I am happy about any kind of help. Thanks in advance!
You can pass one Expression as a keyword argument to another Expression. There is no need to pass the argument x to the first Expression where it is used in the definition of the second one. See the following example:
from dolfin import *
from numpy import array
# Pass g as keyword argument to f:
g = Expression("x[0]",degree=1)
f = Expression("pow(g,2)",g=g,degree=2)
# Check results:
print(f(array([0.5,])))
print(assemble(f*dx(domain=UnitIntervalMesh(1))))

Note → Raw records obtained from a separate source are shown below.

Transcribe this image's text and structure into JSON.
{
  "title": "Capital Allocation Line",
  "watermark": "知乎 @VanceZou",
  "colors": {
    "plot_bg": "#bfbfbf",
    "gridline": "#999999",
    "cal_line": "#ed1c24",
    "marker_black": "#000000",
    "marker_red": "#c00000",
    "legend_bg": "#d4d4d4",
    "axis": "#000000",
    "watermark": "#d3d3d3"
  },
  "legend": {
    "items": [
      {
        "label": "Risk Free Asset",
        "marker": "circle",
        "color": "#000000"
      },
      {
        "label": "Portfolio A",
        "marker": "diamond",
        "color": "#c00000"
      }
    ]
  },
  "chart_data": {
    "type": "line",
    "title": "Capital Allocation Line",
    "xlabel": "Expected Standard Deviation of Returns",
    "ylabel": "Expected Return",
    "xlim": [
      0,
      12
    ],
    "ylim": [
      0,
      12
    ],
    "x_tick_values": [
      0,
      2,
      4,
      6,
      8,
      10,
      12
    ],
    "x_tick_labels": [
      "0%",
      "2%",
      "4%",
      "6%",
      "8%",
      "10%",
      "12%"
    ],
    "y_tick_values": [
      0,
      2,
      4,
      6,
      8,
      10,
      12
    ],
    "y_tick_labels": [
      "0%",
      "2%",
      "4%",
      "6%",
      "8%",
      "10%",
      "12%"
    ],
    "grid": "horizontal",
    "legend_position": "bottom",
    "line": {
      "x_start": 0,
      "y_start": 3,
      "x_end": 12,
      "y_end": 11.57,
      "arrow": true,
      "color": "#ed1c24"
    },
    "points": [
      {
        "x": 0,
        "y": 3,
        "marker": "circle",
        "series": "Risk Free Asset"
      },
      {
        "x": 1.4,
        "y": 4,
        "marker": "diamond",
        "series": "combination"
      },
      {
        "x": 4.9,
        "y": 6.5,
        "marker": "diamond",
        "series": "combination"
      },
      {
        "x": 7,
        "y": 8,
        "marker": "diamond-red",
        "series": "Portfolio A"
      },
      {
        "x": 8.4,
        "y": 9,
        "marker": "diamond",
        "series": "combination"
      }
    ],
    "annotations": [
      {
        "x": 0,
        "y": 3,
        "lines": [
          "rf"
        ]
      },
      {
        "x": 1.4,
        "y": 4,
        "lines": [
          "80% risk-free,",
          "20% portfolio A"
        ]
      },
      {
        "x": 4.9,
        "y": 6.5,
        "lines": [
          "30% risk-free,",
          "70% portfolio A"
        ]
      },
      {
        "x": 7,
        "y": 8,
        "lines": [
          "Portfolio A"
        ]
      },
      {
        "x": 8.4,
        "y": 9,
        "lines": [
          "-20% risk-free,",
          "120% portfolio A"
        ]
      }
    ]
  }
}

Thank you for your answer!
The first Expression is meant to be the function that has the value 4 if the first component of its argument lies between 0 and 1 and that has the value 5 otherwise. Analogously for the second component. I also just realised that it should be:
The question is then whether I can make the if statement in the second Expression dependent on the first Expression. So the second Expression would have to have the value 0 if the first component of f(x) has the value 42 and else it would have to have the value 1.
I am really sorry if the answer to this question follows from what you have wrote but I can’t figure it out so far.
from dolfin import *
from numpy import array
# Simplified for a clear demonstration:
f = Expression(('x[0] < 0.5 ? 42 : 0 ', '0'), degree=0)
# Removed the "(x)" after f and added f as a
# keyword argument.
char = Expression('f[0] == 42 ? 0 : 1', degree=0, f=f)
# Demonstrate:
# Should be 0, because x[0] < 0.5, so f[0]==42.
print(char(array([0.25,])))
# Should be 1, because x[0] > 0.5, so f[0]==0.
print(char(array([0.75,])))
# Note: If char is used in an integrand for a Form, it
# will be interpolated in a DG0 space (or, generally,
# in an FE space of the specified degree) rather than
# evaluated pointwise at quadrature points.